With golf carts not included in the updated Creston city ordinance allowing all-terrain and utility-terrain vehicles (ATVs and UTVs)to be driven inside the city, residents asked the council to consider making the addition.
After lengthy council discussion at their Oct. 20 meeting, the council voted Tuesday on the first reading of the proposed golf cart ordinance.
The council was divided as three of the seven voted no. Richard Madison, Matt Levine and Jocelyn Blazek have all previously cited safety as a reason for hesitancy on allowing the slow-moving vehicles on the road.
“I would be extremely remiss if we include golf carts in this,” Levine said at their September meeting. “I’d like to exclude that. I do not want to include those for us.”
Madison’s message has been unchanged as he also voted no for the ATV/UTV ordinance. “My biggest concern is safety,” he said.
Though Blazek has not wanted to allow golf carts, she was open to the idea if that’s what constituents wanted; however, she cited recent conversations as a reason for her no vote.
“Since the last time we were here, I’ve been contacted by some of the residents of my ward who voiced their opposition to this particular ordinance, and I don’t completely disagree,” she told the council. “Individually, golf carts are probably no less safe than other vehicles on the road, but I do have concerns that collectively, the more slow-moving vehicles we put on the road, the more likely it is that there are going to be accidents.”
Blazek also cited concerns about liability. “With the ATV/UTV, because that’s a state code, that’s on the state and the county,” she said. “This would be completely on the city.”
Councilwoman Kiki Scarberry has been vocal in her support of ATVs, UTVs and golf carts since the beginning. At their September meeting, Scarberry questioned the difference in safety between a golf cart and a four wheeler. “They would have to be treated equally,” she said. “As far as safety goes, I think we really have to sit back and ask ourselves what the community wants because that’s our job. Our job is not to save them from themselves. I don’t think the numbers justify saying it’s just not safe.”
During the public hearing prior to the vote, several residents spoke in favor of the ordinance. John Giza said the ordinance was well-written and urged the council to approve the ordinance. Carey Lynam and Rick Scarberry voiced similar sentiments.
Written correspondence against the ordinance came in from JoAnn Larkin Bradley. “We have laws requiring seat belt usage in vehicles that already do provide some protection to our bodies and also laws requiring special car seats for all children up to a certain age and body size for extra protection for them. Golf carts have neither,” the letter stated. “Think of the accidents we read about already that are caused by distracted drivers.”

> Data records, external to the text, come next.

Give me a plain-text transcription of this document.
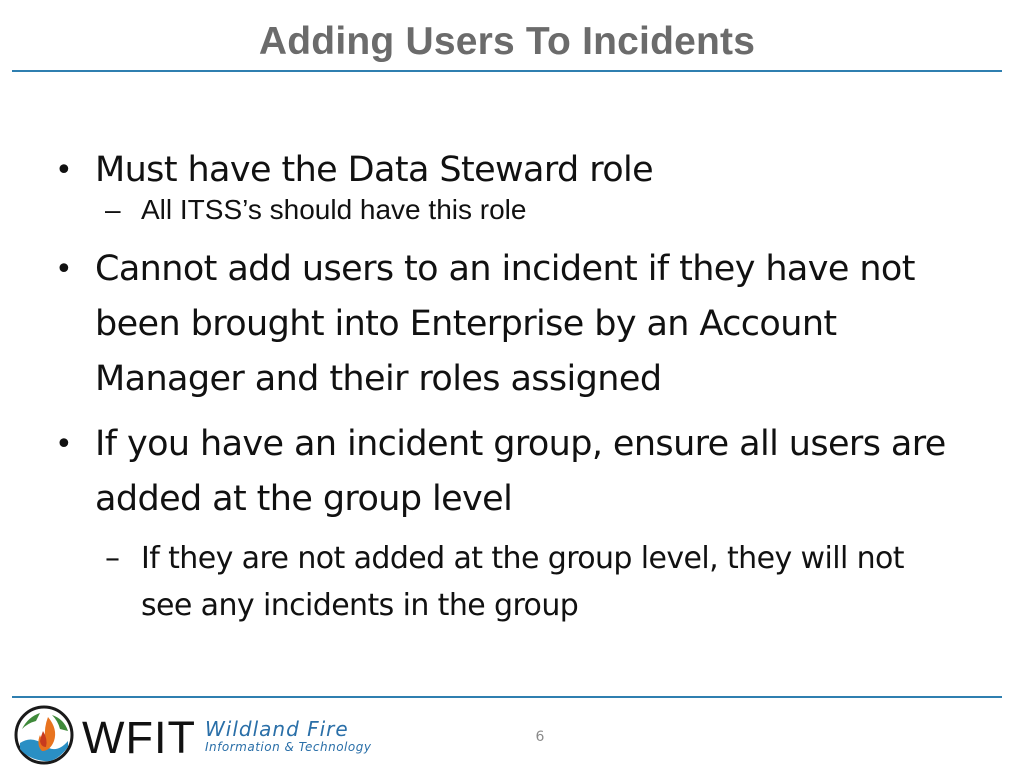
Adding Users To Incidents
• Must have the Data Steward role
– All ITSS’s should have this role
• Cannot add users to an incident if they have not been brought into Enterprise by an Account Manager and their roles assigned
• If you have an incident group, ensure all users are added at the group level
– If they are not added at the group level, they will not see any incidents in the group
WFIT Wildland Fire
Information & Technology
6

The ordinance will face two more votes as the council must approve the second and third reading before it is officially approved. If the votes were to switch, the ordinance would not be approved. From there, the council would either need to rework the ordinance and start the process over or the ordinance would be tabled.
While ATVs and UTVs are much less limited on time of usage, golf carts would be restricted to March 1 to Nov. 1 with golf carts only allowed from sunrise to sunset.
The ordinance requires golf cart drivers to be at least 18 years old and have a valid operator’s license. The number of passengers cannot exceed the number of seats in the cart.
Golf carts will be prohibited from driving upon any city streets with a posted speed limit of 25 mph or greater. In Creston, Highways 25 and 34, will be off limits, though they are allowed to cross over the aforementioned streets.
In addition to those highways, carts will not be allowed on trails, sidewalks or in city parks.
In order to use a golf cart on city streets, the vehicle must pass a safety inspection by the Creston Police Department, obtain a City of Creston Permit and have the following criteria:
- A slow-moving vehicle sign
- A bicycle safety flag, the top of which shall be a minimum of 5 ft from ground level, and extend a minimum of 2 ft above the highest point of the golf cart
- Brake lights
- Adequate brakes to stop and hold the cart in a stopped position
- Liability insurance (minimum of $300,000) in coverage
Violations of the provisions will result in a misdemeanor. First time offenders will be subject to a $100 fine and revocation of the permit for a six month period. Second time offenders will be subject to a fine of $300 and permanent revocation. Permits may also be revoked by the police chief as a result of any violation.
The council will meet at 6 p.m., Tuesday, Dec. 6 for their next meeting where they will vote on the second reading of the ordinance.